Seabra Dinis, que faz psicanálise há cerca de 30 anos e é membro da Associação Psicanalítica Internacional, afirma que a função do padre, que o "investe de autoridade e poder sobre a intimidade das pessoas, pode criar situações muito delicadas". Mais ainda, se se aliar a frustrações ou problemas no campo da sexualidade.

Também a história e a relação do catolicismo com a sexualidade têm consequências: "Ao longo da história da Igreja, tem havido dificuldades claras em compreender o fenómeno da sexualidade humana.
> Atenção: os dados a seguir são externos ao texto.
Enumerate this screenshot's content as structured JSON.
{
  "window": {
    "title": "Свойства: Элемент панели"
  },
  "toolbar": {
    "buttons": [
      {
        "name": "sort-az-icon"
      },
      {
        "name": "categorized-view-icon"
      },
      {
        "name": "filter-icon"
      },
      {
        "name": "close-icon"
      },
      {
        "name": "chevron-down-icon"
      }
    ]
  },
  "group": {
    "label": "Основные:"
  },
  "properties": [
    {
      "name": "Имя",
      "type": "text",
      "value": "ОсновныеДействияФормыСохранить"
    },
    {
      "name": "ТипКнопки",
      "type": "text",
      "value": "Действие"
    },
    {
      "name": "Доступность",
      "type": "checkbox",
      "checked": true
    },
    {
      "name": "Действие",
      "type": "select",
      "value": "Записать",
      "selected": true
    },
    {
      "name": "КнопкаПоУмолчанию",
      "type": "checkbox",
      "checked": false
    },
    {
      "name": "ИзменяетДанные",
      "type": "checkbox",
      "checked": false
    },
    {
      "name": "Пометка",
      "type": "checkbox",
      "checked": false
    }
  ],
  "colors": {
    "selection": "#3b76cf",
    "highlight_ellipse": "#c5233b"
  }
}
A Igreja propunha a renúncia ao sexo como caminho de perfeição e a virgindade ou castidade eram o estado de perfeição."

O problema está, portanto, na "concepção da maturidade humana e da autonomia", o que inclui a assunção de uma "identidade pessoal e da possibilidade da relação amorosa com outra pessoa". Concordando com Alberto Brito - "a Igreja Católica acabará por rever a disciplina do celibato, porque ainda não teve em conta os dados das ciências humanas modernas" -, Seabra Dinis acrescenta um exemplo: "Até há pouco tempo, ainda se dizia que a relação sexual era pecado venial" e o discurso era de que ela só devia servir para a procriação. "É muito problemático, numa idade em que os rapazes estão à procura de segurança e maturidade, na passagem para o estado adulto, que venha alguém dizer 'esquece a sexualidade'."

O psicanalista recorda outros dados importantes: as crianças podem, eventualmente, manifestar curiosidade pela vida sexual, mas "isso não quer dizer que o adulto deva ceder a ela": "A sexualidade dos adultos é um mistério para a criança e até certo ponto deve continuar a ser." Também os contextos cultural e científico eram outros, há 30 anos: nas décadas de 60 e 70, "defendia-se que se devia satisfazer a curiosidade das crianças" e isso era por muitos considerado como "progressismo". Tão pouco se sabia que o pedófilo reincidia. O que não desculpa nada: "Sempre houve na Igreja situações de hipocrisia."

E em Portugal? Nem Alberto Brito - que tem atendido mais casais que celibatários - nem Seabra Dinis atenderam, até hoje, casos de padres pedófilos. Nos países latinos "há mais medo e mais tolerância", diz o psicanalista. "Nos EUA, há uma cultura de denúncia, de discussão e de mais intolerância, enquanto aqui se dramatiza menos." Mesmo assim, Seabra Dinis teme que estes casos apareçam referidos na comunicação social, pelos autores e pelas vítimas. "A pedofilia tem graves implicações, deve ser tratada com muito cuidado, intervindo de modo a salvaguardar o direito das vítimas, e a evitar destroçar a família ou acusar inocentes."